Jeotermal enerji arama ve üretim aşamalarında sulama suyu ve toprak kirliliğine bağlı olarak ürün kalitesindeki düşüş ve üründeki kirlilik ihraç edilen ürünün geri dönmesine ve ihracatın azalmasına da yol açmaktadır.
Büyük Menderes Nehir Havzası Yönetim Planı SÇD Raporu’na göre; Büyük Menderes Havzası’nda yer alan bazı JES’lerin atık sularında, ciddi oranda sorunlar yaşanmaktadır. Yine Büyük Menderes Havzası Kirlilik Önleme Eylem Planı’na göre; JES’ler önemli bir kirlilik kaynağıdır.
2015 yılında ADÜ’den Sunay Dağ tarafından Germencik ilçesinde yapılan çalışma sonuçlarına göre; Alangüllü bölgesinde JES’lere yakın mesafede bulunan incir bahçelerinde, yaprak ve kuru incir meyve örneklerinin ağır metaller açısından diğer mesafelere göre daha yüksek içeriklere sahip olduğu, kuru incir verimi ve kalitesini olumsuz etkilemektedir.
Gülsüm Poyraz’ın 2016 tarihli araştırmasına göre; Yüksek Bor ve tuzluluğa sahip akışkanların yer altı sularına veya yüzey sularına karışıyor olması tarımsal alanlar için büyük tehlikeler yaratmaktadır.
Simge Er’in 2016 tarihli tezine göre; JES’lerden Büyük Menderes Nehrine akışkanların bırakılması sonucu, nehir suyunda SAR değerleri, Mangan, Alüminyum, Krom, Kadmiyum, Kurşun, Bor yüksek değerlerde tespit edilmiştir.
TMMOB Ziraat Mühendisleri Odası Aydın Şube Başkanlığı’ı araştırmasına göre; JES’e maruz kalmış alanlardaki toprak ve su örneklerinde pH, suda çözünebilir toplam tuz, elektriksel iletkenlik, ağır metal ve radyoaktif maddelerin normal sınır değerlerin oldukça üstünde olduğu, insan-bitki ve hayvan sağlığını tehdit ettiği saptanmıştır.
Aydın Germencik Çevre ve Doğa Derneğinin Tarım raporuna göre; Aydın’da hali hazırda aktif olan 35 JES’nin yılda 190 milyon ton su buharı ve 9 milyon ton yoğuşmayan gazı havaya, 80 milyon ton akışkanı Büyük Menderes havzası su kaynaklarına bıraktığı, havza ekolojisinin hızlı bir şekilde bozulduğu, tarımsal toprakların kirlendiği ve tarımın sürdürülemez hale geldiği saptanmıştır.
Aydın’da su, toprak ve tarımsal ürünlere JES’lerin zarar verdiği bilimsel çalışmalar ile ispatlanmıştır.

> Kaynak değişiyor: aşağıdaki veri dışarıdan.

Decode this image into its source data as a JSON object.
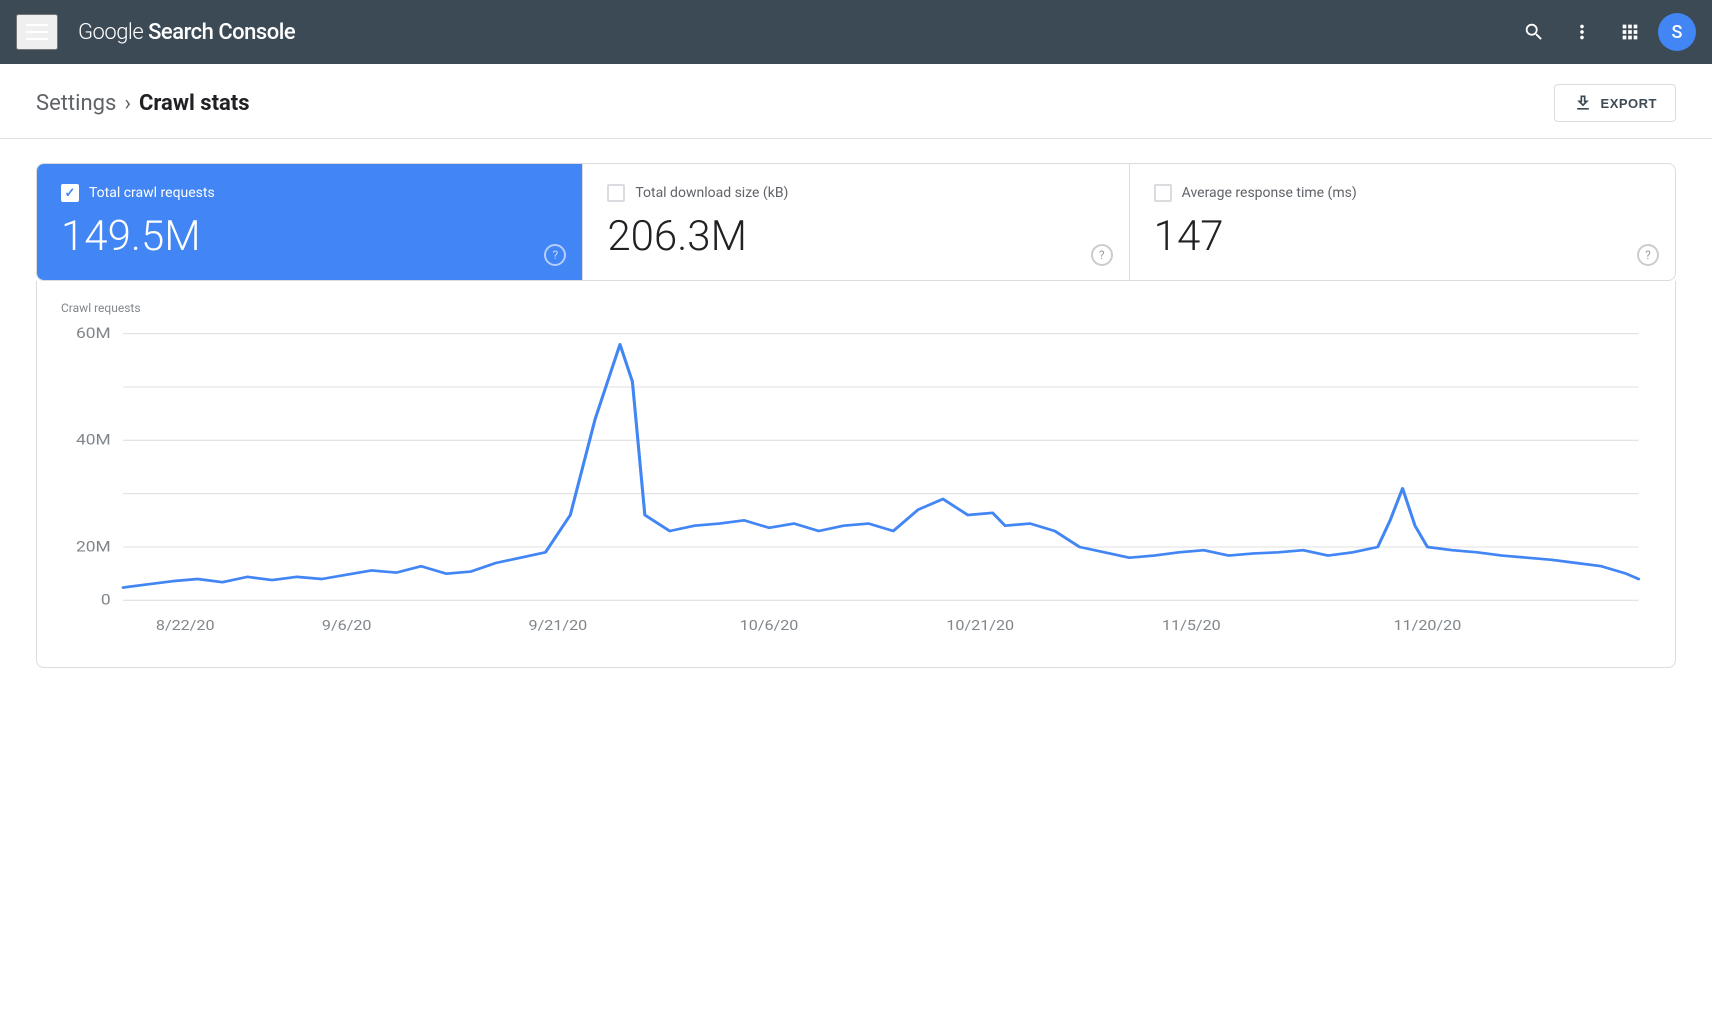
{
  "header": {
    "title": "Google Search Console",
    "title_normal": "Google ",
    "title_bold": "Search Console",
    "avatar_letter": "S"
  },
  "breadcrumb": {
    "settings_label": "Settings",
    "separator": ">",
    "current_label": "Crawl stats",
    "export_label": "EXPORT"
  },
  "stat_cards": [
    {
      "id": "total_crawl_requests",
      "label": "Total crawl requests",
      "value": "149.5M",
      "active": true,
      "checked": true
    },
    {
      "id": "total_download_size",
      "label": "Total download size (kB)",
      "value": "206.3M",
      "active": false,
      "checked": false
    },
    {
      "id": "avg_response_time",
      "label": "Average response time (ms)",
      "value": "147",
      "active": false,
      "checked": false
    }
  ],
  "chart": {
    "title": "Crawl requests",
    "y_labels": [
      "60M",
      "40M",
      "20M",
      "0"
    ],
    "x_labels": [
      "8/22/20",
      "9/6/20",
      "9/21/20",
      "10/6/20",
      "10/21/20",
      "11/5/20",
      "11/20/20"
    ],
    "line_color": "#4285f4",
    "grid_color": "#e0e0e0"
  }
}
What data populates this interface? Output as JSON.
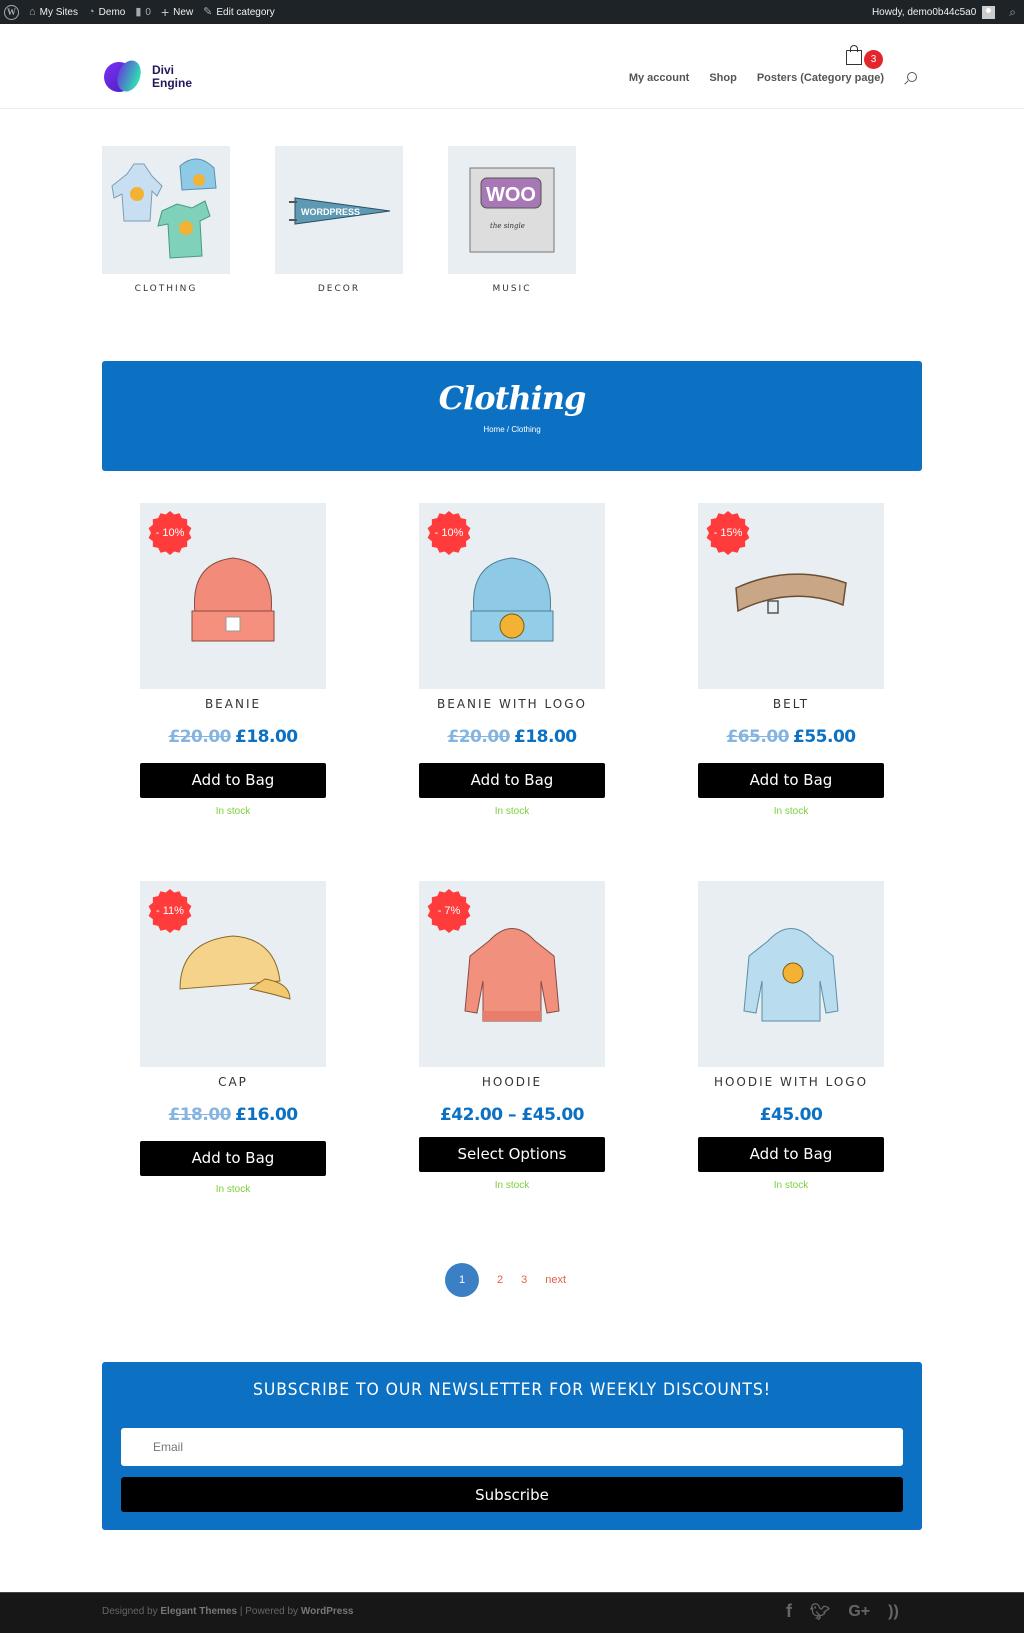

Bu zararların olmaması veya önlenmesi için yapılması gerekenler; Verimli tarım arazilerimizin JES yatırımlarıyla kütlesel kaybına izin verilmemeli, Tarımsal ürünlerimizin JES etkisiyle verim kaybı ve dış ticaret yasaklarına konu kirlenmesine engel olunmalı, JES’lerin çevresel etki dayatmalarına karşı tarımsal alan bütünlüğü ve üretimin sağlıklı devamlılığı sağlamalıdır. Gıda krizinin kapıda olduğu, tarımın ve gıda ürünlerinin yaşamsal öneminin tüm dünyada anlaşıldığı 2021 yılında, tüm çalışmaları şeffaf, erişilebilir olmadan, toplum yararını gözeten denetim mekanizmaları ile denetlenmeden Aydın’daki JES’lerin elektrik üretimini sürdürmeleri kabul edilemez. Yapılacak kapsamlı çevresel ve toplumsal etki değerlendirme çalışmaları sonucunda net toplumsal faydası ortaya konulmamış, santral çevresi ve bölgesi halkının benimsemediği yeni JES yatırımlarına lisans ve izin verilmemeli, ülkemizin geleceği karartılmamalıdır.